MitM Google Ad Botnet Hit One Million Computers

Security experts have just reported that a brand new botnet which plunders Google advertising revenues, has already hit about one million computers.

The so called “redirector.paco botnet” steals advertising revenue by replacing a website’s Google AdSense for search results on infected machines with their own.

According to the Bitdefender security researchers Cristina Vatamanu, Răzvan Benchea, and Alexandru Maximciuc, the newly-found botnet has been active since September 2014 and it has infected more than 900,000 machines across India, Malaysia, Greece, and USA.

The experts claim that the malware serves as a man-in-the-middle attack using a root certificate in order to spit out certificates for Google, Yahoo, and Bing which are accepted by the victim’s browser.

To redirect the traffic the malware performs a few simple registry tweaks [modifying] the AutoConfigURL and AutoConfigProxy values from the internet settings registry key so that for every request that a user makes, a proxy auto-config file will be queried,” the experts explained.

This file tells the browser to redirect the traffic to a different address.

The malware tries to make the search results look authentic.”
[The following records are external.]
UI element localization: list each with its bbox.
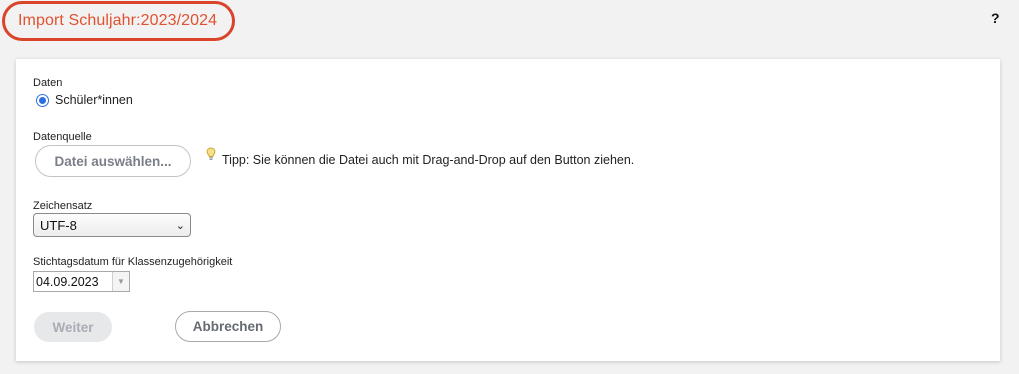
chevron-down-icon: ⌄ — [175, 220, 185, 232]
import-form-panel: Daten Schüler*innen Datenquelle Datei au… — [16, 59, 1000, 361]
radio-option-label: Schüler*innen — [55, 93, 133, 107]
next-button[interactable]: Weiter — [34, 312, 112, 342]
page-title-frame: Import Schuljahr:2023/2024 — [2, 1, 235, 41]
reference-date-label: Stichtagsdatum für Klassenzugehörigkeit — [33, 256, 233, 268]
cancel-button[interactable]: Abbrechen — [175, 311, 281, 342]
charset-label: Zeichensatz — [33, 200, 93, 212]
date-dropdown-icon[interactable]: ▼ — [112, 272, 129, 291]
charset-select[interactable]: UTF-8 ⌄ — [33, 213, 191, 237]
help-icon[interactable]: ? — [991, 10, 1000, 26]
page-title: Import Schuljahr:2023/2024 — [18, 12, 218, 29]
radio-option-students[interactable]: Schüler*innen — [36, 93, 133, 107]
choose-file-button[interactable]: Datei auswählen... — [35, 145, 191, 177]
lightbulb-icon — [206, 147, 216, 160]
datasource-label: Datenquelle — [33, 131, 92, 143]
reference-date-field[interactable]: 04.09.2023 ▼ — [33, 271, 130, 292]
reference-date-value[interactable]: 04.09.2023 — [34, 275, 112, 289]
drag-drop-tip: Tipp: Sie können die Datei auch mit Drag… — [222, 153, 635, 167]
radio-selected-icon[interactable] — [36, 93, 49, 107]
charset-selected-value: UTF-8 — [40, 217, 77, 233]
data-label: Daten — [33, 77, 63, 89]
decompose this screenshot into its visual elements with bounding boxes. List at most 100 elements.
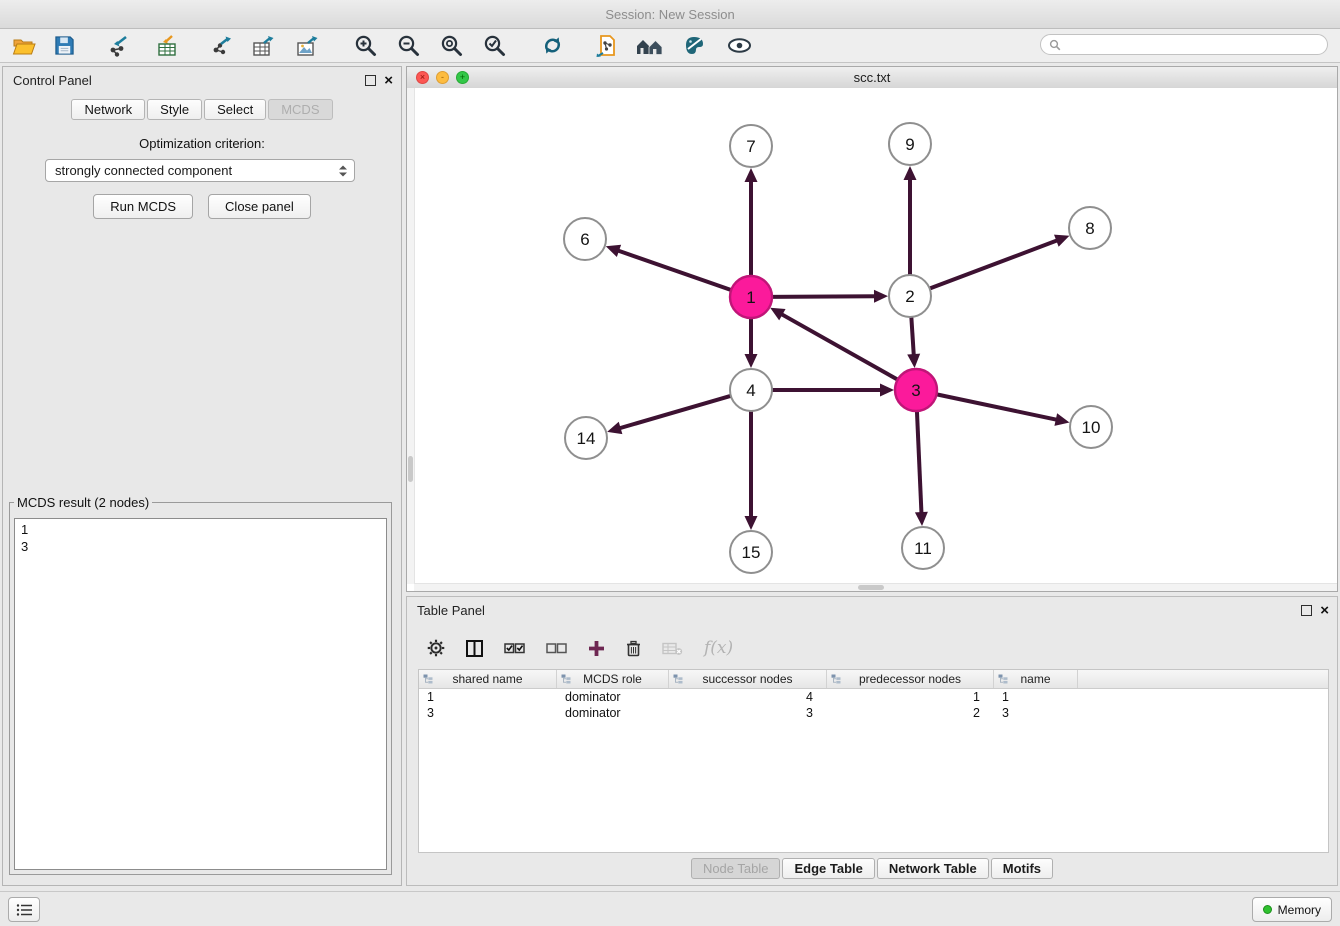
first-neighbors-button[interactable] [636, 32, 664, 60]
canvas-horizontal-scrollbar[interactable] [414, 583, 1337, 591]
import-network-button[interactable] [105, 32, 133, 60]
tab-network-table[interactable]: Network Table [877, 858, 989, 879]
graph-edge-arrowhead [904, 166, 917, 180]
graph-edge-arrowhead [745, 354, 758, 368]
column-header-label: shared name [452, 672, 522, 686]
graph-edge-arrowhead [1054, 413, 1069, 426]
criterion-dropdown[interactable]: strongly connected component [45, 159, 355, 182]
canvas-vertical-scrollbar[interactable] [407, 88, 415, 584]
refresh-view-button[interactable] [538, 32, 566, 60]
network-document-icon [596, 34, 618, 57]
graph-edge-1-2[interactable] [771, 296, 876, 297]
zoom-out-icon [397, 34, 420, 57]
close-icon[interactable]: × [384, 73, 393, 88]
column-tree-icon [831, 674, 841, 684]
table-row-1[interactable]: 1dominator411 [419, 689, 1328, 705]
select-all-columns-button[interactable] [504, 642, 525, 655]
export-network-button[interactable] [207, 32, 235, 60]
task-history-button[interactable] [8, 897, 40, 922]
export-table-button[interactable] [249, 32, 277, 60]
tab-style[interactable]: Style [147, 99, 202, 120]
zoom-in-button[interactable] [351, 32, 379, 60]
tab-network[interactable]: Network [71, 99, 145, 120]
delete-table-button[interactable] [662, 641, 683, 656]
graph-node-label-6: 6 [580, 230, 589, 249]
tab-edge-table[interactable]: Edge Table [782, 858, 874, 879]
table-body: 1dominator4113dominator323 [419, 689, 1328, 721]
memory-button[interactable]: Memory [1252, 897, 1332, 922]
zoom-selected-button[interactable] [480, 32, 508, 60]
import-table-icon [156, 35, 178, 57]
new-network-from-selection-button[interactable] [593, 32, 621, 60]
network-window-titlebar: scc.txt ×-+ [407, 67, 1337, 89]
graph-node-label-1: 1 [746, 288, 755, 307]
houses-icon [636, 36, 664, 56]
graph-edge-3-1[interactable] [781, 314, 899, 380]
graph-edge-3-11[interactable] [917, 410, 922, 514]
close-window-icon[interactable]: × [416, 71, 429, 84]
column-header-label: name [1020, 672, 1050, 686]
split-view-button[interactable] [466, 640, 483, 657]
network-graph[interactable]: 7968124310141511 [407, 88, 1337, 591]
table-row-2[interactable]: 3dominator323 [419, 705, 1328, 721]
search-field[interactable] [1040, 34, 1328, 55]
run-mcds-button[interactable]: Run MCDS [93, 194, 193, 219]
float-icon[interactable] [365, 75, 376, 86]
import-table-button[interactable] [153, 32, 181, 60]
close-panel-button[interactable]: Close panel [208, 194, 311, 219]
eye-icon [727, 37, 752, 54]
add-column-button[interactable] [588, 640, 605, 657]
gear-button[interactable] [427, 639, 445, 657]
window-titlebar: Session: New Session [0, 0, 1340, 29]
function-builder-button[interactable]: f(x) [704, 638, 733, 658]
control-panel-title: Control Panel [13, 73, 92, 88]
tab-select[interactable]: Select [204, 99, 266, 120]
delete-column-button[interactable] [626, 640, 641, 657]
tab-node-table[interactable]: Node Table [691, 858, 781, 879]
table-cell: 4 [669, 690, 827, 704]
minimize-window-icon[interactable]: - [436, 71, 449, 84]
table-panel: Table Panel × [406, 596, 1338, 886]
export-network-icon [209, 35, 233, 57]
column-header-MCDS-role[interactable]: MCDS role [557, 670, 669, 688]
tab-mcds[interactable]: MCDS [268, 99, 332, 120]
graph-node-label-2: 2 [905, 287, 914, 306]
tab-motifs[interactable]: Motifs [991, 858, 1053, 879]
column-header-predecessor-nodes[interactable]: predecessor nodes [827, 670, 994, 688]
mcds-result-area[interactable]: 13 [14, 518, 387, 870]
column-header-label: successor nodes [702, 672, 792, 686]
float-icon[interactable] [1301, 605, 1312, 616]
column-header-successor-nodes[interactable]: successor nodes [669, 670, 827, 688]
zoom-out-button[interactable] [394, 32, 422, 60]
close-icon[interactable]: × [1320, 603, 1329, 618]
search-input[interactable] [1066, 37, 1327, 53]
scrollbar-thumb[interactable] [858, 585, 884, 590]
save-session-button[interactable] [50, 32, 78, 60]
show-hide-button[interactable] [725, 32, 753, 60]
column-header-name[interactable]: name [994, 670, 1078, 688]
column-header-shared-name[interactable]: shared name [419, 670, 557, 688]
graph-edge-3-10[interactable] [936, 394, 1058, 420]
zoom-window-icon[interactable]: + [456, 71, 469, 84]
graph-edge-arrowhead [915, 512, 928, 526]
network-canvas[interactable]: 7968124310141511 [407, 88, 1337, 591]
graph-edge-2-3[interactable] [911, 316, 914, 356]
import-network-icon [107, 35, 131, 57]
graph-node-label-9: 9 [905, 135, 914, 154]
graph-node-label-7: 7 [746, 137, 755, 156]
unselect-all-columns-button[interactable] [546, 642, 567, 655]
mcds-buttons-row: Run MCDS Close panel [3, 194, 401, 219]
export-image-button[interactable] [293, 32, 321, 60]
column-tree-icon [423, 674, 433, 684]
zoom-fit-button[interactable] [437, 32, 465, 60]
open-file-button[interactable] [10, 32, 38, 60]
apply-style-button[interactable] [680, 32, 708, 60]
graph-edge-4-14[interactable] [619, 396, 732, 429]
graph-edge-arrowhead [606, 245, 621, 257]
scrollbar-thumb[interactable] [408, 456, 413, 482]
graph-edge-arrowhead [745, 168, 758, 182]
graph-edge-2-8[interactable] [929, 240, 1058, 289]
window-traffic-lights: ×-+ [416, 71, 469, 84]
gear-icon [427, 639, 445, 657]
graph-edge-1-6[interactable] [617, 250, 732, 290]
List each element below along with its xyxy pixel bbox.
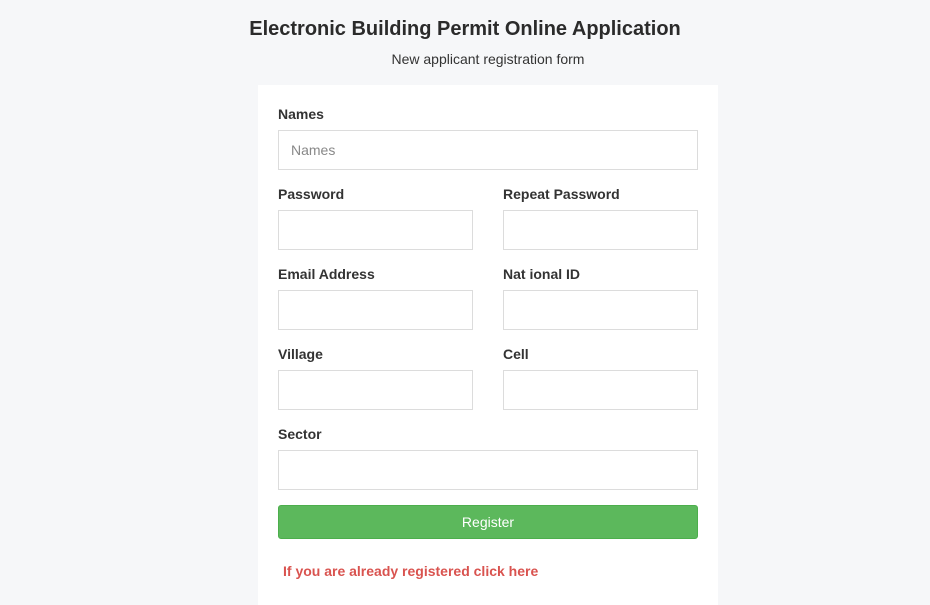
email-input[interactable] (278, 290, 473, 330)
national-id-input[interactable] (503, 290, 698, 330)
village-input[interactable] (278, 370, 473, 410)
page-title: Electronic Building Permit Online Applic… (249, 18, 681, 40)
page-subtitle: New applicant registration form (391, 51, 585, 67)
national-id-label: Nat ional ID (503, 266, 581, 282)
register-button[interactable]: Register (278, 505, 698, 539)
cell-input[interactable] (503, 370, 698, 410)
names-label: Names (278, 106, 324, 122)
email-label: Email Address (278, 266, 375, 282)
repeat-password-label: Repeat Password (503, 186, 620, 202)
password-label: Password (278, 186, 345, 202)
sector-input[interactable] (278, 450, 698, 490)
password-input[interactable] (278, 210, 473, 250)
village-label: Village (278, 346, 323, 362)
repeat-password-input[interactable] (503, 210, 698, 250)
cell-label: Cell (503, 346, 529, 362)
login-link[interactable]: If you are already registered click here (283, 562, 538, 580)
names-input[interactable] (278, 130, 698, 170)
sector-label: Sector (278, 426, 322, 442)
registration-form: Names Password Repeat Password Email Add… (258, 85, 718, 605)
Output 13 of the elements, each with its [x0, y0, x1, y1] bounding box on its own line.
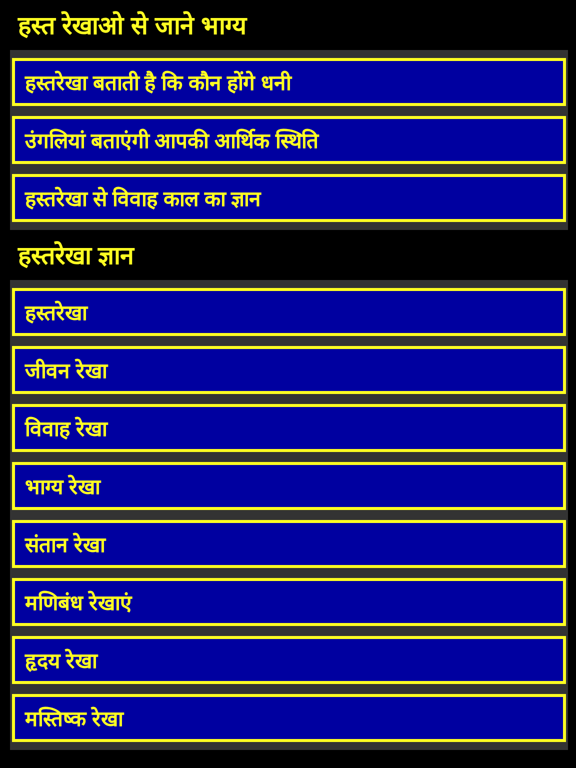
list-item[interactable]: उंगलियां बताएंगी आपकी आर्थिक स्थिति — [12, 116, 566, 164]
section-title: हस्तरेखा ज्ञान — [16, 240, 136, 272]
list-item[interactable]: संतान रेखा — [12, 520, 566, 568]
list-item[interactable]: मस्तिष्क रेखा — [12, 694, 566, 742]
section-title: हस्त रेखाओ से जाने भाग्य — [16, 10, 248, 42]
list-item[interactable]: हृदय रेखा — [12, 636, 566, 684]
list-item[interactable]: मणिबंध रेखाएं — [12, 578, 566, 626]
list-item[interactable]: हस्तरेखा बताती है कि कौन होंगे धनी — [12, 58, 566, 106]
list-item[interactable]: जीवन रेखा — [12, 346, 566, 394]
list-item[interactable]: विवाह रेखा — [12, 404, 566, 452]
list-item[interactable]: हस्तरेखा से विवाह काल का ज्ञान — [12, 174, 566, 222]
list-item[interactable]: हस्तरेखा — [12, 288, 566, 336]
list-item[interactable]: भाग्य रेखा — [12, 462, 566, 510]
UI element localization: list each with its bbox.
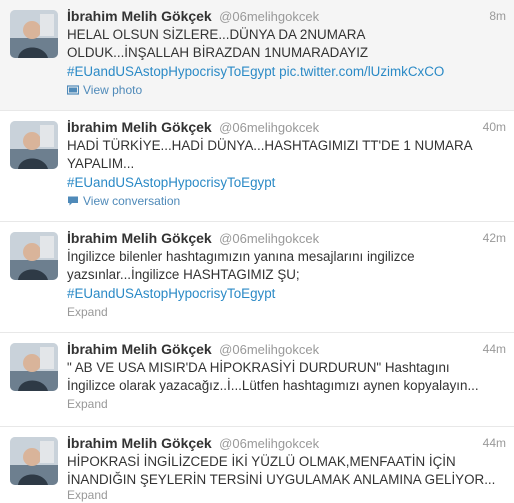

The infected computers bear the message ‘waiting for proxy tunnel’ or ‘downloading proxy script’ in the browser status bar, and take a long time to load Google results.

Usually, the new malware hides in infected software packages, such as Youtube Downloader, pirate WinRAR, KMSpico Windows application cracker, and Stardock Start.

The security researchers have made a full technical analysis of the infection. They say that users can avoid infection with normal best practice security controls, as well as by avoiding downloading software from non-reliable websites.